Good morning everyone! It has been awhile, but I assure you we are still doing well, all things considered. I hope this letter finds you doing very well, enjoying the holidays, and, most importantly, enjoying life and those you chose to share it with. Embrace life. Be kind to strangers. Hug your families and friends as often as you can handle as tomorrow is no guarantee, but, if you are reading this, you have been given the gift of today as have I. Do not let it go to waste.
It is very hard to live life in six week increments. Between scans, I can almost live a normal life with my family and friends. Without the scan, we do not know what is going inside of my body in regards to the disease, but at least I can focus on living, on loving, and on learning as much as I can while I still have strength. We have been through 10 rounds of chemo together. It still doesn’t seem real, and, at the very least, it seems too horrid to be true.
Who would have thought when we were graduating high school I would be fighting for my life at the age of 30? Not me, but it is how life is panning out. However, it brings with it many miraculous things. It brings with it hope, strength, perseverance, and love. It brings people together and gives them a new outlook on life. It truly is a blessing in disguise if you can endure the hardships, setbacks, and statistics. Like anything in life, you have to take the good with the bad. You have to learn to adjust your mindset in order to get through because so many people are relying on you to stay strong, be positive, and fight! And fight we are.
Once I get to the realization that tomorrow will come, and I will not die today, life begins to fall back into place. Rather, life begins to take root in the new norm. It begins to make sense with a newfound purpose and light, and I am able to gain new meaning. We are able to adjust, adapt, and move forward. God has blessed us so much thus far, and we have so many people to thank for giving us strength, for lifting us up in prayer, and protecting us when we are discouraged. The outreach for our fight is tremendous, and we are never alone. It’s amazing!

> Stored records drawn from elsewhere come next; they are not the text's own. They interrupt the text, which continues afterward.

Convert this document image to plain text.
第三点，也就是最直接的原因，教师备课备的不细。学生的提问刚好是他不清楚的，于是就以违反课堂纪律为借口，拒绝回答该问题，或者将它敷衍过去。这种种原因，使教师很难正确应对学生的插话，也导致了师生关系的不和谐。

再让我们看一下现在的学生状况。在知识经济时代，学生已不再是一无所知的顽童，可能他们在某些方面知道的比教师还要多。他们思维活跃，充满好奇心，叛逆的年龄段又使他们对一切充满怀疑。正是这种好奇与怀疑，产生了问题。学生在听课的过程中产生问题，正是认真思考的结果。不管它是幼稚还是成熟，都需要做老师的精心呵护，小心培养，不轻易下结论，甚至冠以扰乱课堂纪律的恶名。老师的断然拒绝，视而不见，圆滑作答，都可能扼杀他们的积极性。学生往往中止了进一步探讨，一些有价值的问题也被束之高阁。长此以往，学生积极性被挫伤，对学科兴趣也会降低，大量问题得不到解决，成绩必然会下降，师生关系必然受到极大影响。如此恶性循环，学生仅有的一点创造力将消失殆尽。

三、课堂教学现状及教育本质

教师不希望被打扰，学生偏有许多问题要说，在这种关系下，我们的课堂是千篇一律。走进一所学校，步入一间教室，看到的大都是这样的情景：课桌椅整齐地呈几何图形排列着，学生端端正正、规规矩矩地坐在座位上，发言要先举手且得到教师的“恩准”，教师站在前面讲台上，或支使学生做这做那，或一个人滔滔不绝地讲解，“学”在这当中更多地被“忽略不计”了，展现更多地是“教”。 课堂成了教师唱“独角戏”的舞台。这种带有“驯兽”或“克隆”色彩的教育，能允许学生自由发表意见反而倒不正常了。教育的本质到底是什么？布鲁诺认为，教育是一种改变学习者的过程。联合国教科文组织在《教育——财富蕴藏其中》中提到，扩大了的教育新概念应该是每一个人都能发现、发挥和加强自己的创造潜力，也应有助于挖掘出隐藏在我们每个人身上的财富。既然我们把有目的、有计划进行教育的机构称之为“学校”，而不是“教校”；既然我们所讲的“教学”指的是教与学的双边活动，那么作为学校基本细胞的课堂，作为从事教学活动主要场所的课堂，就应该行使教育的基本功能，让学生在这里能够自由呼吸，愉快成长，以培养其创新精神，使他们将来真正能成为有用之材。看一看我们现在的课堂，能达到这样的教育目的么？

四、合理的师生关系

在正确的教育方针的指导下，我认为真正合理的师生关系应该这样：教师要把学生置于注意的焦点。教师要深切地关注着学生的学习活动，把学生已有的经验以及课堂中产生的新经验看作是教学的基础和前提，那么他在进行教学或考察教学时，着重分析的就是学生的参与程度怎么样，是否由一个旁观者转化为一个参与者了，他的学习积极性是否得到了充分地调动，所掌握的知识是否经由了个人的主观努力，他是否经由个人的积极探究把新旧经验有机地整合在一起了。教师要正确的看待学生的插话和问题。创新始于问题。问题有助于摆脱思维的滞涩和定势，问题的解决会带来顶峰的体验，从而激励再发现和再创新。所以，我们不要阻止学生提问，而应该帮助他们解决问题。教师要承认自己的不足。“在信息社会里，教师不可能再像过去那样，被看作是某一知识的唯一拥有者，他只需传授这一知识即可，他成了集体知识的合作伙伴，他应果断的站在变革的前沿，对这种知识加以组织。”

This journey is not easy or a walk in the park, but I promise you we have many more good days than bad. The symptoms of chemo are there, but you learn how to cope, prevent, and manage. You do not have a choice. I strongly believe God and life build our strength and courage throughout our past in the odd chance we encounter something like this. We have been told by some that they would not be able to endure what we are going through. I strongly and vehemently disagree. I assure you, you can. You have lived this long through many trials and tribulations.

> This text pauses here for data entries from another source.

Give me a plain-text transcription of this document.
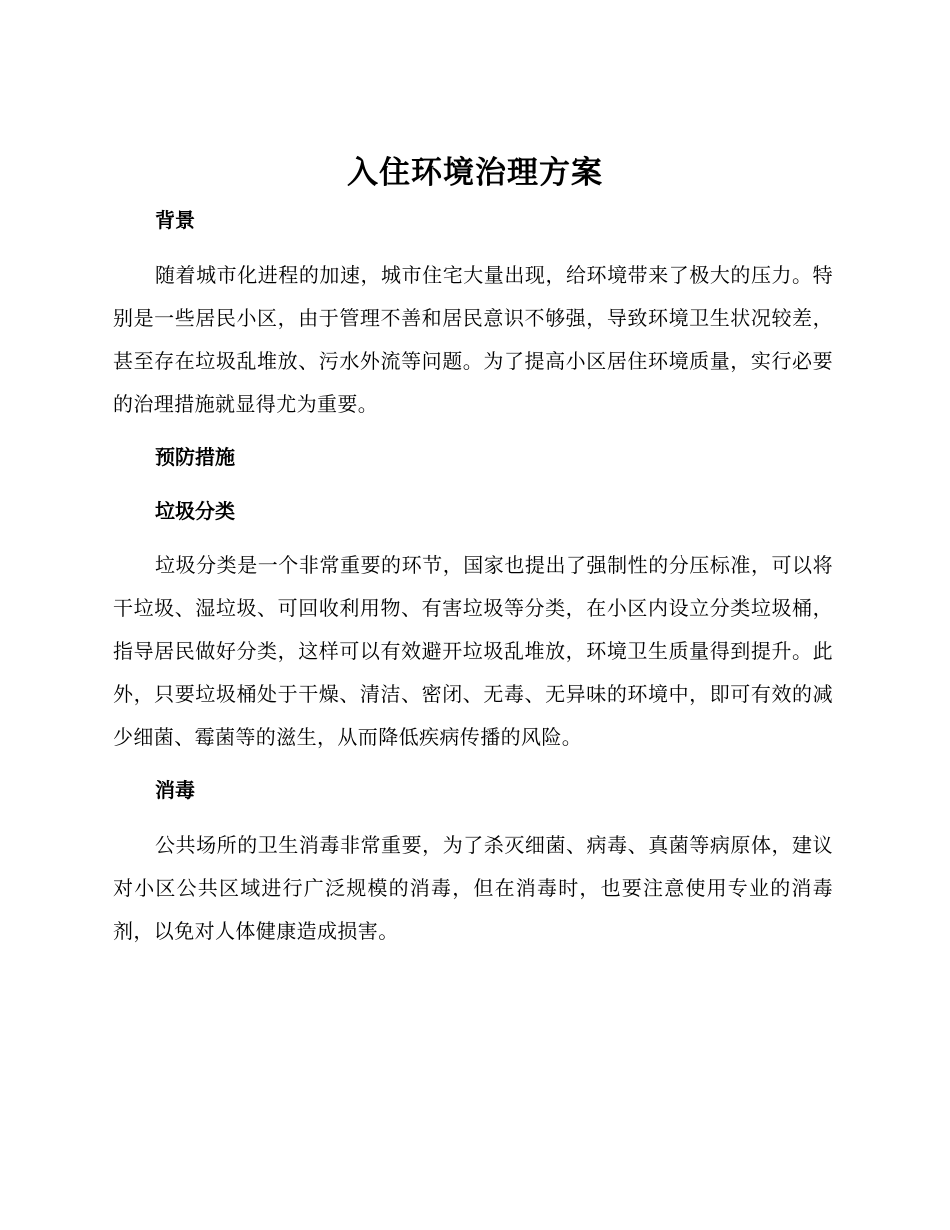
入住环境治理方案
背景
随着城市化进程的加速，城市住宅大量出现，给环境带来了极大的压力。特别是一些居民小区，由于管理不善和居民意识不够强，导致环境卫生状况较差，甚至存在垃圾乱堆放、污水外流等问题。为了提高小区居住环境质量，实行必要的治理措施就显得尤为重要。
预防措施
垃圾分类
垃圾分类是一个非常重要的环节，国家也提出了强制性的分压标准，可以将干垃圾、湿垃圾、可回收利用物、有害垃圾等分类，在小区内设立分类垃圾桶，指导居民做好分类，这样可以有效避开垃圾乱堆放，环境卫生质量得到提升。此外，只要垃圾桶处于干燥、清洁、密闭、无毒、无异味的环境中，即可有效的减少细菌、霉菌等的滋生，从而降低疾病传播的风险。
消毒
公共场所的卫生消毒非常重要，为了杀灭细菌、病毒、真菌等病原体，建议对小区公共区域进行广泛规模的消毒，但在消毒时，也要注意使用专业的消毒剂，以免对人体健康造成损害。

When you realize you do not have a choice but to fight, it all becomes clear. Life builds your strength through the years. Through every loss of a loved one, through every break up, through every happy, sad, and emotional memory you have, and every time you endured physical or emotional pain, you learned to get through it. You learned to push forward in life knowing that it does not stop for a setback. You realized you had so many loving and caring people surrounding you that your mind and body found a way to survive and become stronger. All of the little things are stored inside of you to help you get through the harder times. I promise you are stronger than I am, but I pray you never have to find out I am right.
We are undoubtedly praying for a miracle on my life. While we fight for cancer free, I hope you do not miss the miracles going on around us on a daily basis. If you hug or kiss your loved ones an extra time for me, I believe that to be a miracle. If you help out a stranger because you learned how much your support has meant to me, that too is a miracle. Prayers are answered in so many ways, and time will tell what God has in store for me. In the meantime, I have been given time. Time to express my thoughts on life to all of you; time to share my passion and love with my family and friends; and time to actually live. It is a miracle to wake up each morning to see my beautiful wife, to see my boys playing together and laughing, and to see messages from all of you. It is not always easy to share our story, but I never regret it.

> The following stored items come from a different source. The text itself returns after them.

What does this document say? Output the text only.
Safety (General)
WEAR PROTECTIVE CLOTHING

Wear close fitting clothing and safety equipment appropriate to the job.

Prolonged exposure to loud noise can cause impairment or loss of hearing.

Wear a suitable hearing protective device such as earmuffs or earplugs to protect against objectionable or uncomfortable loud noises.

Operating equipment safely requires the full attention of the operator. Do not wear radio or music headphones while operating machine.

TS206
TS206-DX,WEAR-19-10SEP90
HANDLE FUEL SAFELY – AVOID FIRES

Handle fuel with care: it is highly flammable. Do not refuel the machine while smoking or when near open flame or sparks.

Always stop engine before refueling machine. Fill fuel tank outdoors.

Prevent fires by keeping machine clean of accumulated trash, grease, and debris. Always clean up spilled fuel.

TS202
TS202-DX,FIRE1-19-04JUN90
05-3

As I write this, our lives are in limbo again. I have my re-staging scan on Wednesday at 9pm in Houston to determine the nature and state of this disease. The following morning at 830am we have our consultation with Dr. Ravi at MD Anderson in Houston to discuss the results and plan of action. I do not think we will ever get use to this part of the journey. In fact, I think it gets worse over time because of the statistics and how this disease progresses. However, it will not all end tomorrow despite which way the scans go. I will still have the gift of time and the ability to advocate for others. As we go through this week, please continue to keep us in your prayers. It does more than you will ever know! It will be a long two days of traveling, but I will update you all as soon as possible.
As each day comes and goes, the most important thing for me in all of this is for my boys to look back one day, especially if I am not with them, and see that life is worth living no matter the circumstance. I want them to realize that no matter what you are dealt, you can still do good, help others, and smile. They need to know life is not always easy, but you can make the best of any situation. I want them to realize it is important to cry when things get difficult, but it’s equally important to laugh, learn, and fight in the face of adversity. I do believe in miracles, but what the miracle will look like is unknown to all of us.
Thank you, from the bottom of our hearts, for being a part of our family. Through your advocacy, prayer, and love, our support group is greater than we could have ever imagined or even deserve. Furthermore, it gives a husband and father great joy and comfort to know that whichever route this disease takes us, my family will be cared for and supported in every extent possible. Words cannot express how great that makes me feel. Words cannot portray the warmth and joy that gives me. Thank you. Thank you for everything. We truly love you all so much!